Even when I'm grumpy. That was it. Not Even when you're grumpy, which essentially reads, 'Even when you're a crappy pain in the ass, I love you. Aren't you grateful? Aren't I wonderful?' but 'Even when I'm in a shitty, crappy, horrible inhuman mood, even when I'm not perfect or feeling loving, I LOVE YOU.'

Why not the first? Because unconditional love assumes the first. Unconditional love is just that - 'No matter what, I love you.' It rarely, if ever, needs saying, because it's a premise, a foundation, of love. Anything else is just approval. 

[ETA] Also, as Ari just pointed out, when you love someone, you're not thinking, 'They're at their crappiest. Ugh. I want to be elsewhere.'  You're thinking, 'How do I make them feel better? Have I made it worse? What can I do?'  You are just loving them - you want their suffering to stop; you want them to be happy.
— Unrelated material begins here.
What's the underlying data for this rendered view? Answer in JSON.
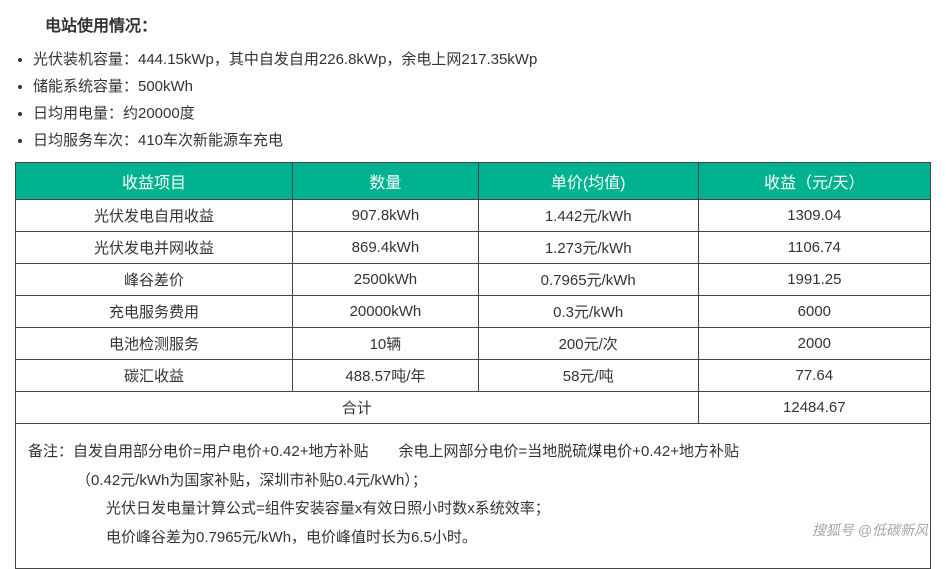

That doesn't mean that it's always feeling sweetness and light, far from it. Real love has darkness, depth and edges as well as light and curves, encompassing the entire spectrum of emotions - or lack thereof. We don't always FEEL love.

As I said to another friend as I was trying to tease it out:

It's the knowing when you can't FEEL it that matters. E.g., it's a given that I love you no matter what. That I loved you in October 2010 when we had that massive fight. I knew that; there was no question that no matter what happened - I loved you. It was knowing it through my absolute rage that was the test.

Not through HER rage or HER actions, thinking, 'Oh, you're acting like this, I still love you.' NO. Love cannot be withdrawn; approval can. Love simply is, and no matter how we act out our humanity, unconditional love is there, so much bigger than we imagine, holding the space for us to be ourselves as we unfold through the storm, whether we are imploding or battering at those around us. 

What matters is knowing through MY rage, my imperfection, my inability to feel it at the time, that the love is there - like the stars during the day or the blue sky behind the darkest storm. 

THAT is the test. THAT is what is real.

No matter what, I love you. Even when I'm grumpy.

3 comments:

CEAD said...

I love you. Even when I'm angry, even when I'm grumpy, even when I'm numb or squished or checked out, even when I'm at my worst. I love you.

Ari.xx

Quirk said...

Got linked here by CEAD. I am glad for this thought, it will probably cheer me up a lot in the future. :)

Playful Grace said...

I'm with Q and Ari. I love you too when I am those things. Even when I'm quiet and in pain, especially when I'm going within, I love you.